Tyrannosaurus, the tyrant saurian, greatest of flesh-eating giants, about to attack a family of Triceratops, “they of the three-horned face.”

“Weren’t there any fish big enough to give him a fight?”

“H’m, hardly,” the scientist replied meditatively. “Still, there was the Portheus Molossus, of course.”

“The what?” asked the boy. “I haven’t ever heard of him.”

“The bulldog fish,” his uncle explained. “Oh, Portheus was able to give a good account of himself. He had a head a little larger than that of a grizzly bear, with jaws even deeper than a bear’s in proportion to their length. The teeth stood about three inches above the gums, tiger-like, but, of course, they were fish teeth, much more slender and a great deal sharper. He had two rows of teeth which crossed each other, and even an Agathosaurus would have had trouble shaking off a Portheus if the fish took a fast hold on his snaky neck.”

“I wish I could see a scrap like that now,” exclaimed Perry regretfully.

“You were born about three million years too late,” was the reply, “for it’s fully as long ago since the saurians left. They were the strangest army, Perry, that ever trod the earth, some of them monsters of ferocity and terrible to look on, such as the Tyrannosaurus, which, as you can see, means the Tyrant Saurian, but most of them were slow, lumbering, and inoffensive. Of true quickness and agility they had none.
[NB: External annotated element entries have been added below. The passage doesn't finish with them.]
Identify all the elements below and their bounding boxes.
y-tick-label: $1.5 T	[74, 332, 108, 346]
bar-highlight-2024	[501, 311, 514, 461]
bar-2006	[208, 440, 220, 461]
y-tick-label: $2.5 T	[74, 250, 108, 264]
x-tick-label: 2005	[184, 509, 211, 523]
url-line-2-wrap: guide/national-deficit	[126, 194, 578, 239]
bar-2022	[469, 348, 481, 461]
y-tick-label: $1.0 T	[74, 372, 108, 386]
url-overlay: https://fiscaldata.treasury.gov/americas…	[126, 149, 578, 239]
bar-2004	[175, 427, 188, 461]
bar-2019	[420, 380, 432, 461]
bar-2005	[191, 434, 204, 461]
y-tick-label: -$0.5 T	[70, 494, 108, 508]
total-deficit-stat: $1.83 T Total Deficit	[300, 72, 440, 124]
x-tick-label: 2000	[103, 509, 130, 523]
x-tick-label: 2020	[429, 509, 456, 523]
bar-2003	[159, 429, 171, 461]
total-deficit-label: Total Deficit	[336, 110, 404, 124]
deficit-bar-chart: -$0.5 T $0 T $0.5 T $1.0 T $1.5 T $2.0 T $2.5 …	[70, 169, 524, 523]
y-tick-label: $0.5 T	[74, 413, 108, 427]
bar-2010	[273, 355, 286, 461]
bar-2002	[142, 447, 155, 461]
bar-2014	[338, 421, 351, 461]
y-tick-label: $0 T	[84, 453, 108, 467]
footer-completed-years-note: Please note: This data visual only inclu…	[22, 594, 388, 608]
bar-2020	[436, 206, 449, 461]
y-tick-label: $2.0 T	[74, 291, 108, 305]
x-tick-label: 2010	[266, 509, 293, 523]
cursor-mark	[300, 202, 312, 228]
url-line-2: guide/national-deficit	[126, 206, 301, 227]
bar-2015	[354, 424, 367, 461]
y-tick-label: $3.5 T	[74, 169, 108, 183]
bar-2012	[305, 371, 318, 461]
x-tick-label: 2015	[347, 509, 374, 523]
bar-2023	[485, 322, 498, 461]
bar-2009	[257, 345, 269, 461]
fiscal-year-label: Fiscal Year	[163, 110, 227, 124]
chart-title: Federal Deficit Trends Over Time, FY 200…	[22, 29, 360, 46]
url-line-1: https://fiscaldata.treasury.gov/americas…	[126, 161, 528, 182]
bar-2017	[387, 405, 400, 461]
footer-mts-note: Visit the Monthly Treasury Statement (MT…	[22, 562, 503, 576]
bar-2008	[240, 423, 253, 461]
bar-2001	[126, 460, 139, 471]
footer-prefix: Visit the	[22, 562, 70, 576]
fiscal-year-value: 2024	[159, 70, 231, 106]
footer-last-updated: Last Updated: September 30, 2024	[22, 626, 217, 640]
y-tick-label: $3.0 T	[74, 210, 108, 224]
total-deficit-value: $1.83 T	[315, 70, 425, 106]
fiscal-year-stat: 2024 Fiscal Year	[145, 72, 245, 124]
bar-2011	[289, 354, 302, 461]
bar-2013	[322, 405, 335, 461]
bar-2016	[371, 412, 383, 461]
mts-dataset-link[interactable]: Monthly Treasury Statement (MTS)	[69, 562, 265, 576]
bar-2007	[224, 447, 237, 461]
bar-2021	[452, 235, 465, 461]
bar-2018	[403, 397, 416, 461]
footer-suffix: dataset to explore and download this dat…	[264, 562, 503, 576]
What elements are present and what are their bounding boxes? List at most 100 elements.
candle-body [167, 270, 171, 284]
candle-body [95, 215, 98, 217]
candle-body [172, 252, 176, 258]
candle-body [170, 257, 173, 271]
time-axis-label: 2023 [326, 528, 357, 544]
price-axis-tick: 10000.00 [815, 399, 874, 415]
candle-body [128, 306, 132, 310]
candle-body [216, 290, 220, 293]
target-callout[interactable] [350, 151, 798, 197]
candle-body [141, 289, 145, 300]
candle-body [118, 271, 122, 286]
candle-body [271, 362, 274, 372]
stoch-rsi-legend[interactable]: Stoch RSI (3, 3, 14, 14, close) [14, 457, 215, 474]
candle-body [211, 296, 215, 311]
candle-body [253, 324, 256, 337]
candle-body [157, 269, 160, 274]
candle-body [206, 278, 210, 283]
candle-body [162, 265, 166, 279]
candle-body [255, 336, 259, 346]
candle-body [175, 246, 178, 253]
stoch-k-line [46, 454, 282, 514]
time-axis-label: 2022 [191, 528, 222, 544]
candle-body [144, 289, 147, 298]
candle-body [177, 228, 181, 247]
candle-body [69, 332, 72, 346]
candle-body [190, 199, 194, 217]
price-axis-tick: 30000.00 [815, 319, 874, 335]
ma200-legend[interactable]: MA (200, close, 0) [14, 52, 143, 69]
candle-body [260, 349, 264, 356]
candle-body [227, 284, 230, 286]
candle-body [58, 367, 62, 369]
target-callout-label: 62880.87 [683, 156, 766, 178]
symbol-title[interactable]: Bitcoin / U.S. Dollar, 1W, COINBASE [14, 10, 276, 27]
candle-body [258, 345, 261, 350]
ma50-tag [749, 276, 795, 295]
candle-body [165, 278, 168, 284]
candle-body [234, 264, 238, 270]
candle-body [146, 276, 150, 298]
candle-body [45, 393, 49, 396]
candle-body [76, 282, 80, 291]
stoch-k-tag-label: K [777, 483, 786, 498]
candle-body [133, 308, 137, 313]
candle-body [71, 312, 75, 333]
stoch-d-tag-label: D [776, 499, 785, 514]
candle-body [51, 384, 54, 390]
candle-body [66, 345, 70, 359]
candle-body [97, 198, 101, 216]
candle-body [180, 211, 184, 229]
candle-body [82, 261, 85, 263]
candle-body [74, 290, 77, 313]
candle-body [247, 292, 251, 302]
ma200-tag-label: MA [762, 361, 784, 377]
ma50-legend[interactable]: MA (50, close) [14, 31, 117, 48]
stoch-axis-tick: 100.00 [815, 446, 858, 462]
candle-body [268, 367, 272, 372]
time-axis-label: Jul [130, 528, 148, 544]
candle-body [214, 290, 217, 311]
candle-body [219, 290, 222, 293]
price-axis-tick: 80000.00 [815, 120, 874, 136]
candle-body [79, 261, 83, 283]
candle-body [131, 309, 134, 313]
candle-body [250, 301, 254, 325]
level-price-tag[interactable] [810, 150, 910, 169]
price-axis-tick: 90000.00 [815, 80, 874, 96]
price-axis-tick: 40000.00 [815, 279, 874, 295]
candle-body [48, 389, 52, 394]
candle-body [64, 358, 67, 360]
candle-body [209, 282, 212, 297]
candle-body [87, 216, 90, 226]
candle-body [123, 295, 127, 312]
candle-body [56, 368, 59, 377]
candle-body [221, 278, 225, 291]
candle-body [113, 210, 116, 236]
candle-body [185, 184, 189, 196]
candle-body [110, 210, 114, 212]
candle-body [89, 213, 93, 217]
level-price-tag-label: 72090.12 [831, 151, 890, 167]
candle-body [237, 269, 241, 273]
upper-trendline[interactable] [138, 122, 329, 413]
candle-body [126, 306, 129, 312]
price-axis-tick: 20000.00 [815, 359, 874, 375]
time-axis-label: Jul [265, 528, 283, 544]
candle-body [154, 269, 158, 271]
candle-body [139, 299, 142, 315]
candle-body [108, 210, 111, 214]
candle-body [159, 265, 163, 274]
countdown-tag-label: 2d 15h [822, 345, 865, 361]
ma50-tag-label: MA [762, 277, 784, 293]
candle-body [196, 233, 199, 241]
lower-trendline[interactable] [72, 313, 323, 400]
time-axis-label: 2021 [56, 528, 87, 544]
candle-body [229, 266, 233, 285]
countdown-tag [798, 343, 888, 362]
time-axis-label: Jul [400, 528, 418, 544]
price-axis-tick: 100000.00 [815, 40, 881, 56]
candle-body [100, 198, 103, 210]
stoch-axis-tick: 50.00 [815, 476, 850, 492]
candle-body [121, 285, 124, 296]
“Over earth and air and sea, they were the masters. In the shallow seas they ruled with an iron hand; they filled great shells like turtles with a bulk vaster than has been seen since; they reared themselves on towering hind limbs like colossal kangaroos, their monstrous tails swinging free behind them; they donned fantastic armor, with spikes and horns, and living saws upon their backs, such as outdid the wildest imaginations of man; they even rose into the air and filled it with the flying dragons, as though to make fairy tales believable.

“From Australia to the Arctic Circle the whole world was in their grip, and one can almost picture two of the great monsters thinking, in their sluggish way, of the impossibility that their mighty lordship should ever come to an end. I say ‘almost,’ Perry, for you know that these creatures had very little brain. A monster weighing thirty tons, like the Brontosaurus, had only one-quarter as much true brain as an ape of to-day. They could hardly think at all. Yet, in some brute way, they knew that they had nothing but each other to be afraid of. The enemy that should conquer them they did not know.